Las mujeres se taparon el rostro con las manos y rompieron a llorar. No solo de miedo. Agnes Berard sentía el fracaso, el ver que su vida y la de su familia había desembocado en aquel lugar apartado donde temblaba la tierra y atacaban las serpientes. ¿Qué hacían allí? ¿No habían sido plenamente felices bajo la lluvia de Cherburgo, donde quedaron familiares y amigos, donde permanecía su otro hijo al que tardarían quizá años en volver a abrazar?

Julie, en cambio, no se sentía capaz de asimilar de golpe tantas emociones. Se le abría ante los ojos una vida nueva y en cuestión de pocas horas estaba a punto de perecer por el ataque de una fiera. Hasta entonces toda su existencia había estado marcada por acontecimientos insustanciales: los exámenes del colegio, el nacimiento de algún bebé en la familia, enfermedades, pequeños éxitos, mezquindades, pero en aquella isla todo se tornaba espantosamente real y salvaje, como la pelea a muerte de las serpientes y los gatos. Su mente estaba agotada y la única vía de escape de tanta tensión eran las lágrimas.

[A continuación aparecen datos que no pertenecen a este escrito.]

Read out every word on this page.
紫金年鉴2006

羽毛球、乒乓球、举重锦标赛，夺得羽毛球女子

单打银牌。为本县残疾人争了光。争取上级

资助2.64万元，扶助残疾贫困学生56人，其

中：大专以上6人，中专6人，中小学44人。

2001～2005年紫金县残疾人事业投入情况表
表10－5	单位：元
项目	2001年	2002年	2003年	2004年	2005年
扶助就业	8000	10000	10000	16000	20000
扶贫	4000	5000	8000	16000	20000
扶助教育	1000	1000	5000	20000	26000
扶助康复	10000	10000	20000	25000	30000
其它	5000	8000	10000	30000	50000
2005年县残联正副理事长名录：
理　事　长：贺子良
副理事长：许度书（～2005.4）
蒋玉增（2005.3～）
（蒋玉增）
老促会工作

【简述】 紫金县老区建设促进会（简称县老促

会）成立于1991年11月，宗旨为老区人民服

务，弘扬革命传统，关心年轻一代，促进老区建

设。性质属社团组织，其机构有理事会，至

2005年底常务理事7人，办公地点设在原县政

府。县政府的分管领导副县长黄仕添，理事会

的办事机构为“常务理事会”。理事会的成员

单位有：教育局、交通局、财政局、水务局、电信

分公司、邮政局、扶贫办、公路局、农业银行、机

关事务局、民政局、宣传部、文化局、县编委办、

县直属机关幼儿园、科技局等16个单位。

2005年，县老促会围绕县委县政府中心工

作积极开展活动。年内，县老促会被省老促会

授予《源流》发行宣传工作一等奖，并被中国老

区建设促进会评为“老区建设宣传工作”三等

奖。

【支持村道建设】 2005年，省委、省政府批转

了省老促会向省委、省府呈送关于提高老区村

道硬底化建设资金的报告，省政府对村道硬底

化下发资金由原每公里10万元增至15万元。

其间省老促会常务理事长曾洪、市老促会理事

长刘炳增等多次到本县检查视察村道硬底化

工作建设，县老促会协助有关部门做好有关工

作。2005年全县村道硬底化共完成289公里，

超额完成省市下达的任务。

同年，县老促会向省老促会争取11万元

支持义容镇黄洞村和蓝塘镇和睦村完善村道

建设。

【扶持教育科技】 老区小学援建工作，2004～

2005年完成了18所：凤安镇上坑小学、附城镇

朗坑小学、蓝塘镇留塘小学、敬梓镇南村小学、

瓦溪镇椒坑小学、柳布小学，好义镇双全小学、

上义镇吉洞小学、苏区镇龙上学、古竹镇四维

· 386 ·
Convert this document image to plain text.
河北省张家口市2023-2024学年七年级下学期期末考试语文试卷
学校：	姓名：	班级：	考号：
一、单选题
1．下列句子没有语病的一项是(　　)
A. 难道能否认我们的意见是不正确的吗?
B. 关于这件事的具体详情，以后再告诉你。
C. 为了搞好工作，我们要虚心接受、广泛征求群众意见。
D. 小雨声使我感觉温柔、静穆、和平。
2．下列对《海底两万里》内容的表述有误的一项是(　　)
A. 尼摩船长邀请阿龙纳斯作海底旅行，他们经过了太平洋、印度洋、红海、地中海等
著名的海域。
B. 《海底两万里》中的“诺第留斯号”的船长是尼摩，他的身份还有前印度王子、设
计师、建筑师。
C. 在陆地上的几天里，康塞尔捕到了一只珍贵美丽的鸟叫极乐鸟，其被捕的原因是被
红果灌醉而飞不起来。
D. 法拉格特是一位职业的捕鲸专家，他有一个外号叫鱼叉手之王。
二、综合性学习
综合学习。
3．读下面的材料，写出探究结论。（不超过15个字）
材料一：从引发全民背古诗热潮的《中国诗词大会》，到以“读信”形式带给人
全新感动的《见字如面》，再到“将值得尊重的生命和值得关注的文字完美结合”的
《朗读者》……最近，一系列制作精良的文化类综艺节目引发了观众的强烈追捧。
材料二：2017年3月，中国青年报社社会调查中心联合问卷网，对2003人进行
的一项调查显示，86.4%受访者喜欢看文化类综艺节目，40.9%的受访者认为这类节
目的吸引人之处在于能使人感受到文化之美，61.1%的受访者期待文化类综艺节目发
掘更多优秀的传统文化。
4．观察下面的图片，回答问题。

Por último, Melas lloraba de puro miedo, un miedo oscuro y primario, el miedo de quien siente temblar la tierra bajo sus pies y escucha el aullar desesperado de los animales que no pueden huir porque los hombres insensatos los han amarrado con una cadena. Pero a ella nada la retenía en aquella ciudad que olía a muerte. Las señoras habían sido extremadamente amables, nunca había servido en una casa en la que fuera tratada más como amiga que como esclava, pero no estaba dispuesta a pagarlo con su vida.

Esa misma noche extendió una manta sobre su cama, envolvió sus pocas pertenencias y se ajustó al cuello un viejo amuleto, un grisgrís de vudú. La mañana del día cinco de mayo de 1902, Melas Silvanne salía por la puerta del jardín sin despedirse de nadie, avergonzada de su cobardía y sin otro destino que alejarse de Saint Pierre.